Model Parameters Description Repo
whisper-large-v3-turbo ~809M Fastest large model, multilingual mlx-community/whisper-large-v3-turbo-asr-fp16
whisper-large-v3 ~1.5B Best accuracy, multilingual mlx-community/whisper-large-v3
distil-large-v3 ~756M Distilled, English-focused distil-whisper/distil-large-v3

Python Usage

Basic Transcription

from mlx_audio.stt import load

# Standard Whisper
model = load("mlx-community/whisper-large-v3-turbo-asr-fp16")

# Distil-Whisper
# model = load("distil-whisper/distil-large-v3")

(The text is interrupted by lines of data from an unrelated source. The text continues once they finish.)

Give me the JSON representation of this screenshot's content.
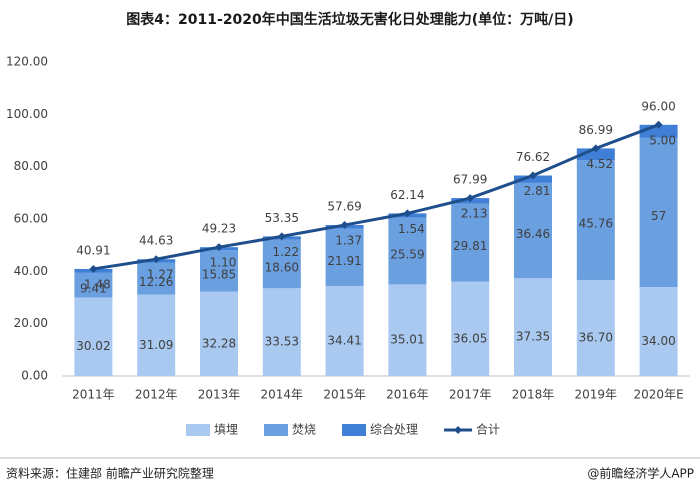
{
  "chart_data": {
    "type": "bar",
    "title": "图表4：2011-2020年中国生活垃圾无害化日处理能力(单位：万吨/日)",
    "categories": [
      "2011年",
      "2012年",
      "2013年",
      "2014年",
      "2015年",
      "2016年",
      "2017年",
      "2018年",
      "2019年",
      "2020年E"
    ],
    "series": [
      {
        "name": "填埋",
        "color": "#a9c9f0",
        "stack": true,
        "values": [
          30.02,
          31.09,
          32.28,
          33.53,
          34.41,
          35.01,
          36.05,
          37.35,
          36.7,
          34.0
        ],
        "value_labels": [
          "30.02",
          "31.09",
          "32.28",
          "33.53",
          "34.41",
          "35.01",
          "36.05",
          "37.35",
          "36.70",
          "34.00"
        ]
      },
      {
        "name": "焚烧",
        "color": "#6a9fe0",
        "stack": true,
        "values": [
          9.41,
          12.26,
          15.85,
          18.6,
          21.91,
          25.59,
          29.81,
          36.46,
          45.76,
          57
        ],
        "value_labels": [
          "9.41",
          "12.26",
          "15.85",
          "18.60",
          "21.91",
          "25.59",
          "29.81",
          "36.46",
          "45.76",
          "57"
        ]
      },
      {
        "name": "综合处理",
        "color": "#3f7fd6",
        "stack": true,
        "values": [
          1.48,
          1.27,
          1.1,
          1.22,
          1.37,
          1.54,
          2.13,
          2.81,
          4.52,
          5.0
        ],
        "value_labels": [
          "1.48",
          "1.27",
          "1.10",
          "1.22",
          "1.37",
          "1.54",
          "2.13",
          "2.81",
          "4.52",
          "5.00"
        ]
      },
      {
        "name": "合计",
        "color": "#1f4e8c",
        "type": "line",
        "values": [
          40.91,
          44.63,
          49.23,
          53.35,
          57.69,
          62.14,
          67.99,
          76.62,
          86.99,
          96.0
        ],
        "value_labels": [
          "40.91",
          "44.63",
          "49.23",
          "53.35",
          "57.69",
          "62.14",
          "67.99",
          "76.62",
          "86.99",
          "96.00"
        ]
      }
    ],
    "ylim": [
      0,
      120
    ],
    "yticks": [
      {
        "value": 0,
        "label": "0.00"
      },
      {
        "value": 20,
        "label": "20.00"
      },
      {
        "value": 40,
        "label": "40.00"
      },
      {
        "value": 60,
        "label": "60.00"
      },
      {
        "value": 80,
        "label": "80.00"
      },
      {
        "value": 100,
        "label": "100.00"
      },
      {
        "value": 120,
        "label": "120.00"
      }
    ],
    "grid": false,
    "legend": "bottom",
    "source": "资料来源：住建部 前瞻产业研究院整理",
    "credit": "@前瞻经济学人APP"
  }
}
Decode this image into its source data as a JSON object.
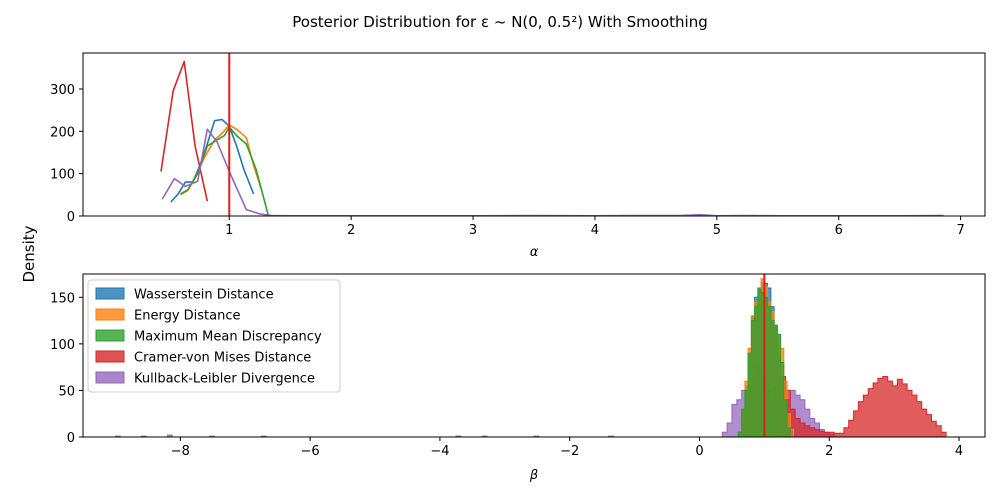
{
  "figure": {
    "title": "Posterior Distribution for ε ~ N(0, 0.5²) With Smoothing",
    "shared_ylabel": "Density"
  },
  "colors": {
    "wasserstein": "#1f77b4",
    "energy": "#ff7f0e",
    "mmd": "#2ca02c",
    "cvm": "#d62728",
    "kl": "#9467bd",
    "true_value": "#e41a1c"
  },
  "chart_data": [
    {
      "type": "line",
      "xlabel": "α",
      "ylabel": "",
      "xlim": [
        -0.2,
        7.2
      ],
      "ylim": [
        0,
        385
      ],
      "xticks": [
        1,
        2,
        3,
        4,
        5,
        6,
        7
      ],
      "yticks": [
        0,
        100,
        200,
        300
      ],
      "reference_line": 1.0,
      "series": [
        {
          "key": "wasserstein",
          "x": [
            0.52,
            0.58,
            0.64,
            0.7,
            0.76,
            0.82,
            0.88,
            0.94,
            1.0,
            1.06,
            1.12,
            1.2
          ],
          "y": [
            33,
            52,
            80,
            80,
            120,
            170,
            225,
            228,
            212,
            165,
            110,
            52
          ]
        },
        {
          "key": "energy",
          "x": [
            0.6,
            0.66,
            0.72,
            0.8,
            0.88,
            0.94,
            1.0,
            1.06,
            1.14,
            1.2,
            1.26
          ],
          "y": [
            50,
            60,
            90,
            140,
            180,
            195,
            215,
            205,
            185,
            120,
            65
          ]
        },
        {
          "key": "mmd",
          "x": [
            0.6,
            0.66,
            0.74,
            0.82,
            0.9,
            0.96,
            1.0,
            1.06,
            1.14,
            1.22,
            1.32
          ],
          "y": [
            52,
            62,
            100,
            165,
            180,
            190,
            210,
            190,
            170,
            110,
            2
          ]
        },
        {
          "key": "cvm",
          "x": [
            0.44,
            0.54,
            0.63,
            0.72,
            0.82
          ],
          "y": [
            105,
            296,
            365,
            165,
            35
          ]
        },
        {
          "key": "kl",
          "x": [
            0.45,
            0.55,
            0.64,
            0.74,
            0.82,
            0.9,
            1.0,
            1.14,
            1.25,
            1.35,
            1.5,
            2.0,
            2.5,
            3.0,
            3.45,
            4.0,
            4.3,
            4.7,
            4.86,
            5.0,
            5.25,
            5.6,
            6.0,
            6.5,
            6.86
          ],
          "y": [
            40,
            88,
            70,
            82,
            205,
            175,
            105,
            15,
            5,
            1,
            0.5,
            0.5,
            0.5,
            0.5,
            1,
            0.5,
            1,
            1,
            3,
            0.5,
            1,
            0.5,
            0.5,
            0.5,
            1
          ]
        }
      ]
    },
    {
      "type": "bar",
      "xlabel": "β",
      "ylabel": "",
      "xlim": [
        -9.5,
        4.4
      ],
      "ylim": [
        0,
        175
      ],
      "xticks": [
        -8,
        -6,
        -4,
        -2,
        0,
        2,
        4
      ],
      "yticks": [
        0,
        50,
        100,
        150
      ],
      "reference_line": 1.0,
      "legend": {
        "placement": "upper-left",
        "items": [
          {
            "key": "wasserstein",
            "label": "Wasserstein Distance"
          },
          {
            "key": "energy",
            "label": "Energy Distance"
          },
          {
            "key": "mmd",
            "label": "Maximum Mean Discrepancy"
          },
          {
            "key": "cvm",
            "label": "Cramer-von Mises Distance"
          },
          {
            "key": "kl",
            "label": "Kullback-Leibler Divergence"
          }
        ]
      },
      "series": [
        {
          "key": "kl",
          "bin_width": 0.075,
          "bins": [
            [
              -9.0,
              1
            ],
            [
              -8.6,
              1
            ],
            [
              -8.2,
              2
            ],
            [
              -7.55,
              1
            ],
            [
              -6.75,
              1
            ],
            [
              -3.75,
              1
            ],
            [
              -3.35,
              1
            ],
            [
              -2.55,
              1
            ],
            [
              -1.4,
              1
            ],
            [
              0.35,
              5
            ],
            [
              0.425,
              15
            ],
            [
              0.5,
              35
            ],
            [
              0.575,
              40
            ],
            [
              0.65,
              50
            ],
            [
              0.725,
              55
            ],
            [
              0.8,
              65
            ],
            [
              0.875,
              75
            ],
            [
              0.95,
              72
            ],
            [
              1.025,
              50
            ],
            [
              1.1,
              30
            ],
            [
              1.175,
              20
            ],
            [
              1.25,
              35
            ],
            [
              1.325,
              40
            ],
            [
              1.4,
              50
            ],
            [
              1.475,
              45
            ],
            [
              1.55,
              40
            ],
            [
              1.625,
              30
            ],
            [
              1.7,
              20
            ],
            [
              1.775,
              15
            ],
            [
              1.85,
              8
            ],
            [
              1.925,
              5
            ],
            [
              2.0,
              3
            ]
          ]
        },
        {
          "key": "cvm",
          "bin_width": 0.075,
          "bins": [
            [
              1.1,
              40
            ],
            [
              1.175,
              55
            ],
            [
              1.25,
              65
            ],
            [
              1.325,
              50
            ],
            [
              1.4,
              30
            ],
            [
              1.475,
              20
            ],
            [
              1.55,
              15
            ],
            [
              1.625,
              12
            ],
            [
              1.7,
              10
            ],
            [
              1.775,
              8
            ],
            [
              1.85,
              6
            ],
            [
              1.925,
              5
            ],
            [
              2.0,
              5
            ],
            [
              2.075,
              4
            ],
            [
              2.15,
              4
            ],
            [
              2.225,
              10
            ],
            [
              2.3,
              18
            ],
            [
              2.375,
              28
            ],
            [
              2.45,
              38
            ],
            [
              2.525,
              45
            ],
            [
              2.6,
              52
            ],
            [
              2.675,
              58
            ],
            [
              2.75,
              63
            ],
            [
              2.825,
              65
            ],
            [
              2.9,
              60
            ],
            [
              2.975,
              55
            ],
            [
              3.05,
              62
            ],
            [
              3.125,
              57
            ],
            [
              3.2,
              50
            ],
            [
              3.275,
              45
            ],
            [
              3.35,
              38
            ],
            [
              3.425,
              30
            ],
            [
              3.5,
              24
            ],
            [
              3.575,
              17
            ],
            [
              3.65,
              12
            ],
            [
              3.725,
              5
            ]
          ]
        },
        {
          "key": "wasserstein",
          "bin_width": 0.05,
          "bins": [
            [
              0.6,
              5
            ],
            [
              0.65,
              25
            ],
            [
              0.7,
              50
            ],
            [
              0.75,
              90
            ],
            [
              0.8,
              130
            ],
            [
              0.85,
              150
            ],
            [
              0.9,
              160
            ],
            [
              0.95,
              166
            ],
            [
              1.0,
              165
            ],
            [
              1.05,
              160
            ],
            [
              1.1,
              140
            ],
            [
              1.15,
              120
            ],
            [
              1.2,
              90
            ],
            [
              1.25,
              60
            ],
            [
              1.3,
              35
            ],
            [
              1.35,
              15
            ],
            [
              1.4,
              5
            ]
          ]
        },
        {
          "key": "energy",
          "bin_width": 0.05,
          "bins": [
            [
              0.6,
              5
            ],
            [
              0.65,
              30
            ],
            [
              0.7,
              60
            ],
            [
              0.75,
              95
            ],
            [
              0.8,
              130
            ],
            [
              0.85,
              145
            ],
            [
              0.9,
              158
            ],
            [
              0.95,
              170
            ],
            [
              1.0,
              162
            ],
            [
              1.05,
              145
            ],
            [
              1.1,
              135
            ],
            [
              1.15,
              120
            ],
            [
              1.2,
              110
            ],
            [
              1.25,
              95
            ],
            [
              1.3,
              60
            ],
            [
              1.35,
              25
            ],
            [
              1.4,
              8
            ]
          ]
        },
        {
          "key": "mmd",
          "bin_width": 0.05,
          "bins": [
            [
              0.6,
              5
            ],
            [
              0.65,
              30
            ],
            [
              0.7,
              50
            ],
            [
              0.75,
              90
            ],
            [
              0.8,
              125
            ],
            [
              0.85,
              140
            ],
            [
              0.9,
              158
            ],
            [
              0.95,
              155
            ],
            [
              1.0,
              150
            ],
            [
              1.05,
              140
            ],
            [
              1.1,
              125
            ],
            [
              1.15,
              120
            ],
            [
              1.2,
              110
            ],
            [
              1.25,
              80
            ],
            [
              1.3,
              40
            ],
            [
              1.35,
              10
            ]
          ]
        }
      ]
    }
  ]
}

result = model.generate("audio.wav")
print(result.text)

Segment-Level Timestamps

Segment-level timestamps are enabled by default:

result = model.generate("audio.wav")
for segment in result.segments:
    print(f"[{segment['start']:.2f} -> {segment['end']:.2f}] {segment['text']}")

Word-Level Timestamps

Word-level timestamps use cross-attention alignment heads via DTW:

result = model.generate("audio.wav", word_timestamps=True)
for segment in result.segments:
    for word in segment["words"]:
        print(f"[{word['start']:.2f} -> {word['end']:.2f}] {word['word']} (p={word['probability']:.3f})")

Disable Timestamps

result = model.generate("audio.wav", return_timestamps=False)

CLI Usage

mlx_audio.stt.generate \
  --model mlx-community/whisper-large-v3-turbo-asr-fp16 \
  --audio audio.wav \
  --verbose
mlx_audio.stt.generate \
  --model mlx-community/whisper-large-v3-turbo-asr-fp16 \
  --audio audio.wav \
  --verbose \
  --gen-kwargs '{"word_timestamps": true}'
mlx_audio.stt.generate \
  --model mlx-community/whisper-large-v3-turbo-asr-fp16 \
  --audio audio.wav \
  --format json \
  --output-path output.json \
  --gen-kwargs '{"word_timestamps": true}'

Language support

Whisper supports 99+ languages. The model automatically detects the spoken language, or you can specify it explicitly for better accuracy.

Distil-Whisper

Distil-Whisper variants are faster and smaller than the full Whisper models while maintaining strong accuracy for English transcription. Load them the same way -- just swap the model name.